Küratörler Sergio Risaliti ve Paolo Marino yalnızca düzenlemekle kalmayıp adeta orkestra şefi gibi kırılmaların, çatışmaların ve asılı kalmaların izleğini tasarlıyorlar. Bu diyalog simetrik değil, dolambaçlı, keskin ve düzensiz. Her eser birer eşik. Her eşik, bir bilmece. Müze tüm görsel unsurların resmi anlatının ötesine geçen kültürel katmanlar taşıdığı bir algı labirentine, görünmez olanın tiyatrosuna dönüşüyor. Bu, dinden koparılmış bir kutsalın, inançsız bir ritüelin ve kolektif bilinçaltına kapı açan imgenin geri dönüşü.
Belirtilen bir ideoloji olmasa da politik duruş aşikâr: sergilenen her nesne başkaldırıyı beyan ediyor. Eserde adı geçen yokluk yalnızca biyografik veya etnik değil, ontolojiktir. Yoktunuz izleyicilere doğrudan sesleniyor: Görmediniz. Dinlemediniz. Korumadınız. Bu bir suçlama ama aynı zamanda bir uyanış çağrısı. Buradan bakıldığında sanat hiçbir zaman huzur dolu değildir. Her zaman yüklü, her zaman onu etkileyen anlam aşırılığına maruz ve tam da bu yüzden çok önemlidir.
Güneştekin ustalıkla bir “dünya-eseri” işliyor, içerisinde hafıza ve biçim, yas tutma ve süs, kutsallık ve gösteri barındıran bütün bir sanat.
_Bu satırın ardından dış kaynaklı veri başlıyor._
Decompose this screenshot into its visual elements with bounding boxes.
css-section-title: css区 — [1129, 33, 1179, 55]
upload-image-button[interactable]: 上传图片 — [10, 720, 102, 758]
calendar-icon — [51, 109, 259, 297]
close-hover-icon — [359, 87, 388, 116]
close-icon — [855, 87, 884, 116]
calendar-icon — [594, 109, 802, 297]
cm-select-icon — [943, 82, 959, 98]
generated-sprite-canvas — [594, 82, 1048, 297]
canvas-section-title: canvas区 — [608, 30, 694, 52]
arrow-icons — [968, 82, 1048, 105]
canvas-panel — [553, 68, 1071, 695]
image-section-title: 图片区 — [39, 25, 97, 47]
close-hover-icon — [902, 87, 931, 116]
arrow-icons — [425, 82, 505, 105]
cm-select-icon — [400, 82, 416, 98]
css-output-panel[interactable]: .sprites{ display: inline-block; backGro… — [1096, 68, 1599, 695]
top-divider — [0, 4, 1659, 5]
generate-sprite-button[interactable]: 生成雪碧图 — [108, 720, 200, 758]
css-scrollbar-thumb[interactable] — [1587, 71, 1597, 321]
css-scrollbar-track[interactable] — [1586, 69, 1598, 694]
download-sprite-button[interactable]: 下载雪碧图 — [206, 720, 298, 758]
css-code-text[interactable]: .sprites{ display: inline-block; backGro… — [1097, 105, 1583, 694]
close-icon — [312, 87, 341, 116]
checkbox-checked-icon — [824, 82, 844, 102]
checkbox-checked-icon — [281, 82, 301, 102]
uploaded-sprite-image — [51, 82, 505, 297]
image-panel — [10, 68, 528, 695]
O ne bir ressam ne de heykeltraş: görsel bir litürjist, sembolik mimar, kayıplar tiyatrosunun yönetmeni. Eserleri travmayı belgelemiyor, sahneliyor ve böylelikle onu başkalaşıma uğratıyor. Yokluğun melankolisi değil, yokluğun plastik ilahlaştırılması. Burada yokluk biçim buluyor ve görülmeyi talep ediyor.